Liturgi peringatan di Katedral St. Maria di kota di bagian utara negeri itu diadakan pada 20 Juni, sebulan setelah perang saudara antara pemerintah dan kelompok Pembebasan Macan Tamil Eelam (LTTE, Liberation Tigers of Tamil Eelam) itu berakhir. Dalam perang itu, pemerintah mengklaim kemenangan.
“Mereka yang selamat, yang masih berada di kamp-kamp penampungan dan di berbagai rumah sakit, masih menderita,” kata Pastor Amirthanathar Francis Xavier Jayasegaram, ketua Komisi Keadilan dan Perdamaian dari Keuskupan Jaffna, kepada UCA News. “Mereka tidak bisa merayakan Misa requiem di berbagai tempat itu, maka di sinilah kami mengatur sebuah liturgi peringatan bagi para anggota keluarga mereka yang telah meninggal dunia.”
LTTE, yang ingin membentuk sebuah negara di Sri Lanka bagian timur dan utara bagi mayoritas warga etnis Tamil di sana, memulai perjuangan kemerdekaan terhadap pemerintah pimpinan etnis Sinhala tahun 1983. Sejak dimulai, konflik itu telah memakan korban lebih dari 100.000 jiwa.
Etnis Sinhala merupakan kelompok etnis mayoritas di Sri Lanka.
Sejumlah umat Katolik, termasuk para pastor dan suster dari banyak paroki, ikut dalam liturgi selama tiga jam di katedral dan menyaksikan umat menyanyikan sebuah lagu populer, “Do not fear, I am always with you,” dalam bahasa Tamil.
“Warga Tamil merasa bahwa mereka menjadi terpuruk, baik secara fisik, mental, maupun kultural. Kami berusaha memberi mereka sedikit kelegaan dan harapan,” kata Pastor Jayasegaram. “Akhir penderitaan warga Tamil tidak berada di tangan kami, tetapi di tangan para pemimpin bangsa.
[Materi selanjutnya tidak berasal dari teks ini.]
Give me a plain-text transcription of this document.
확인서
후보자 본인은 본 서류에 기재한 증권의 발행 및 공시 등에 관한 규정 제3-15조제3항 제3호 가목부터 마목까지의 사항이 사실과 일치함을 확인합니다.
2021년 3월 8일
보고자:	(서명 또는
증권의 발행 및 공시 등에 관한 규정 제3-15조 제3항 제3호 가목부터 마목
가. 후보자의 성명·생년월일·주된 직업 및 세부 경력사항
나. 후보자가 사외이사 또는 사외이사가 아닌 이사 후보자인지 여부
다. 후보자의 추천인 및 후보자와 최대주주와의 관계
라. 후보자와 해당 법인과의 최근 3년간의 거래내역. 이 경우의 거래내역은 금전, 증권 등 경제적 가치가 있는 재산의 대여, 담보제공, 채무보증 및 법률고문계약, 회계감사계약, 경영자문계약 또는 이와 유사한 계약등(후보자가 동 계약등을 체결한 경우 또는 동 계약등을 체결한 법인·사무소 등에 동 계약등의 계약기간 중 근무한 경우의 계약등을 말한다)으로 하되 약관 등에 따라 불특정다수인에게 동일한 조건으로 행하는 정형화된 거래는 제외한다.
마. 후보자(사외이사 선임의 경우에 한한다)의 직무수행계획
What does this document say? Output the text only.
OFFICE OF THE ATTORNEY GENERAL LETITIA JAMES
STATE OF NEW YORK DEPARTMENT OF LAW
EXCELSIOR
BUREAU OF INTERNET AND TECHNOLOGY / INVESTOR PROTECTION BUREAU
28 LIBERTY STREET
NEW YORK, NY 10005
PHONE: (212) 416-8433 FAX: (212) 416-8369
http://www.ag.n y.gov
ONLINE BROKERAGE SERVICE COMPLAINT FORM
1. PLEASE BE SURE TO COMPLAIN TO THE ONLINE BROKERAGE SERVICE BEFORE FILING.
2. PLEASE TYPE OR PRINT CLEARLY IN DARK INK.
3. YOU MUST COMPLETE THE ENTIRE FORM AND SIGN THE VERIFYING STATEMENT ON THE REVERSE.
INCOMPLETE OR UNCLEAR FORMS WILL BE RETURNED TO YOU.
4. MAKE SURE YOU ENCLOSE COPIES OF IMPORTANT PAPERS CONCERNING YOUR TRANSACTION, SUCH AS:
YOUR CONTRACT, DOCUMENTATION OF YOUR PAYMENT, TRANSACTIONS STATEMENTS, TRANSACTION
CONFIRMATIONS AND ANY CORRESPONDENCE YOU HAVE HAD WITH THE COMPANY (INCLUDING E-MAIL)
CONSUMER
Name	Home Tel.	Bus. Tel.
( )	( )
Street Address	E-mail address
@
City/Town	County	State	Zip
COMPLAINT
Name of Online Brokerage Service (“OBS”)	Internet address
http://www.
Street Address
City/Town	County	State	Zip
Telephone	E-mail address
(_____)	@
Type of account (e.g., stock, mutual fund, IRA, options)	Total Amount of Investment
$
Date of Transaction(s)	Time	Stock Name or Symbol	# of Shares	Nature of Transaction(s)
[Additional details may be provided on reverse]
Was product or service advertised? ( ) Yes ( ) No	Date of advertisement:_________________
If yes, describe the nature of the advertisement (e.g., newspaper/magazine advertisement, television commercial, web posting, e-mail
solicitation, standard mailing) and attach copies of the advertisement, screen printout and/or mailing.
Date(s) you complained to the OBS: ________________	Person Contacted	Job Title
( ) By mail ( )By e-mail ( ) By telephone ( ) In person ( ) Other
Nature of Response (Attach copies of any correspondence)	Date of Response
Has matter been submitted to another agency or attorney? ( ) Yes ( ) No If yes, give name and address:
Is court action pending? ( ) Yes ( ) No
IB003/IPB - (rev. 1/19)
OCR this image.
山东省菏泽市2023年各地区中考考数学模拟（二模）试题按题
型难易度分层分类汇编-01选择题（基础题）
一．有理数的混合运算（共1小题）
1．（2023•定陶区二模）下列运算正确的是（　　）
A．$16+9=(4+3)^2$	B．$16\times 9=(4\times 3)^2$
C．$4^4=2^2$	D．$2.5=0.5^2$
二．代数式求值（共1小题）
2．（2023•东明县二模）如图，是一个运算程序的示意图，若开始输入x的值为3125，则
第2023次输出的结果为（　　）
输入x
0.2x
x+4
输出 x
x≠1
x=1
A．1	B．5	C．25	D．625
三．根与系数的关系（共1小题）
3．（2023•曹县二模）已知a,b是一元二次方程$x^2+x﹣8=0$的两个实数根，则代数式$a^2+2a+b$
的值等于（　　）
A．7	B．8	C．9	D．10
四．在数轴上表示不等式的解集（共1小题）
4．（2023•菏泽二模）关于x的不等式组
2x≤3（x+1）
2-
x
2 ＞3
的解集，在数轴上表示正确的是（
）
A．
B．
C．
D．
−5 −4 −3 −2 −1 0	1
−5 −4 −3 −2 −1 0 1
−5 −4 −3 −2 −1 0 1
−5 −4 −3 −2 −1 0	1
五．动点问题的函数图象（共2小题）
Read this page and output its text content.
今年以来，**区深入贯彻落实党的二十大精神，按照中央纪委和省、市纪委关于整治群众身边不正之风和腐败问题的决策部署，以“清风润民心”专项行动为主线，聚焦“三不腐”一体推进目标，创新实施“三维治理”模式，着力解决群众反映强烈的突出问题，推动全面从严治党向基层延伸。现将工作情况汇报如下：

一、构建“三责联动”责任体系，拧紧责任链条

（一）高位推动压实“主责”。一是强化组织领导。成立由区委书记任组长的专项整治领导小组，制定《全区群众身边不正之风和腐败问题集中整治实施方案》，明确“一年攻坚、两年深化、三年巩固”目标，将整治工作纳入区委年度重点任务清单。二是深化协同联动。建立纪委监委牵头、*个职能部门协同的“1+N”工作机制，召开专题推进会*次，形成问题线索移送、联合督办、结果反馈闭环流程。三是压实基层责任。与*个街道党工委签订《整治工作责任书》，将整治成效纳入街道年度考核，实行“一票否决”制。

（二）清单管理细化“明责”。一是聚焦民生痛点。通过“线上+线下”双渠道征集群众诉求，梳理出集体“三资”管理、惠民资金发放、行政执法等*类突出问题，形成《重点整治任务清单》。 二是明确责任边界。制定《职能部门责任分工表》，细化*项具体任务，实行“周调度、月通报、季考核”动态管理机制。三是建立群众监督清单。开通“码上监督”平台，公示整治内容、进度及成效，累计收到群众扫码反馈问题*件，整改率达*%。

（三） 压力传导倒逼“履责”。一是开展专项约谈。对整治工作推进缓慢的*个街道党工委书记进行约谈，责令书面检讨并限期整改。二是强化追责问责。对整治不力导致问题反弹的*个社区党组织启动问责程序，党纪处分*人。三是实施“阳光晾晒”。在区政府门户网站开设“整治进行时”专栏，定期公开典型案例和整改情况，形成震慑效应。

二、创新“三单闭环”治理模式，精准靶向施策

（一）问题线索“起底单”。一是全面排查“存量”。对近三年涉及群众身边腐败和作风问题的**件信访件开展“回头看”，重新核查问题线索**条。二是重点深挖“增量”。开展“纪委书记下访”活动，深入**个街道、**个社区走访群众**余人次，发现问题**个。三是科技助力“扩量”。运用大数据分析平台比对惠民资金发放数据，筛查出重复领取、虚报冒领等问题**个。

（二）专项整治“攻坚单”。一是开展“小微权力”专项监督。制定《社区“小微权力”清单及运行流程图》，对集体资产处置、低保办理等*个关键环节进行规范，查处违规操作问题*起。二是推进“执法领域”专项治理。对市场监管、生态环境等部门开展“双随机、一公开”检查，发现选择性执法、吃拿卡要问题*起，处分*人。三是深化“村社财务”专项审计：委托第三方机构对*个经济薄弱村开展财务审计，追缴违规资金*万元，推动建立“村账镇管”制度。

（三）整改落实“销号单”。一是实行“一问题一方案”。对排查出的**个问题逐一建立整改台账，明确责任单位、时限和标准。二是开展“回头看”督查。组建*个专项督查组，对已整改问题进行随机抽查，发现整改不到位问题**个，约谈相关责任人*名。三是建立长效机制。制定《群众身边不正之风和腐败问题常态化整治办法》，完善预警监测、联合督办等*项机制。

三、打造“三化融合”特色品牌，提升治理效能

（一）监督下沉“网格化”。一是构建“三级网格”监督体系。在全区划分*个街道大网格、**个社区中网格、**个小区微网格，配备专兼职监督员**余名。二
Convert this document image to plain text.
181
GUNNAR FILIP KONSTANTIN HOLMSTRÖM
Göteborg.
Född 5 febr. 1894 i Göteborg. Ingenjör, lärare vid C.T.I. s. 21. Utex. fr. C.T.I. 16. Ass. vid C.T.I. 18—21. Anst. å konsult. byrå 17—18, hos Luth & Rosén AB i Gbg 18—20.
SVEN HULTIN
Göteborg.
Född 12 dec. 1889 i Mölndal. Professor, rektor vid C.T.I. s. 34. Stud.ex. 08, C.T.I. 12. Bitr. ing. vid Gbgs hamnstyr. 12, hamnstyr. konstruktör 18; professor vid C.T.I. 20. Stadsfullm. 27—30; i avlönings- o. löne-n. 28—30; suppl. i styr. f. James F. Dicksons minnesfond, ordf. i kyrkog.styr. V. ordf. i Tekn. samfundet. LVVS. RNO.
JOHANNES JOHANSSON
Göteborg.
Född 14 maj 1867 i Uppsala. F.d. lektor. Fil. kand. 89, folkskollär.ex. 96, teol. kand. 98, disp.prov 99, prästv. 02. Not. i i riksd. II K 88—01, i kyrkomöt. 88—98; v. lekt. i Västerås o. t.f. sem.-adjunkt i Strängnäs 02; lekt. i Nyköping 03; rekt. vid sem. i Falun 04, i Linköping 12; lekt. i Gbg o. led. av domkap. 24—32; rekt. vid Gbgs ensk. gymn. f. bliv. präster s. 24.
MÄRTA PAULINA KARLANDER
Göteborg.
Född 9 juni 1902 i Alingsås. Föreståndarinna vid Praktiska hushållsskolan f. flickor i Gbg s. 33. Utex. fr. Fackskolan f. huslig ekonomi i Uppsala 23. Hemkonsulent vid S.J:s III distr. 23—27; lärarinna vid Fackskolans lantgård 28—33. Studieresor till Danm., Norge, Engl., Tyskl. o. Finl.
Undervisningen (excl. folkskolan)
Kita bisa mencucurkan airmata dan berdoa, tetapi Allah sendirilah yang menunjukkan jalan bagi mereka yang sedang menderita ini,” kata imam itu.
Sekarang ini, sekitar 300.000 warga masyarakat masih berada dalam kelaparan di berbagai kamp pengungsian, karena orang-orang yang ingin memberi bantuan tidak memiliki akses ke sana. Beberapa dari mereka bahkan dicurigai punya hubungan dengan LTTE dan banyak kamp-kamp itu dipasangi kawat berduri dan dijaga tentara.
Pastor R.G. Vijintus, sekretaris dari Uskup Jaffna Mgr Thomas Savundaranayagam, mengatakan pada 25 Juni bahwa seorang imam baru saja dilepaskan dari sebuah kamp setelah menjalani penyelidikan yang dilakukan militer. Enam imam dan tiga suster masih berada di sejumlah kamp. Uskup Savundaranayagam mengatakan, dia berkontak dengan pemerintah untuk membebaskan para pastor dan suster itu.
Pada 22 Juni, Presiden Sri Lanka Mahinda Rajapakse mengakui perlunya mengambil hati dan mengubah pikiran warga Tamil dan memastikan bahwa mereka mampu bebas dari ketakutan dan ketidakpercayaan.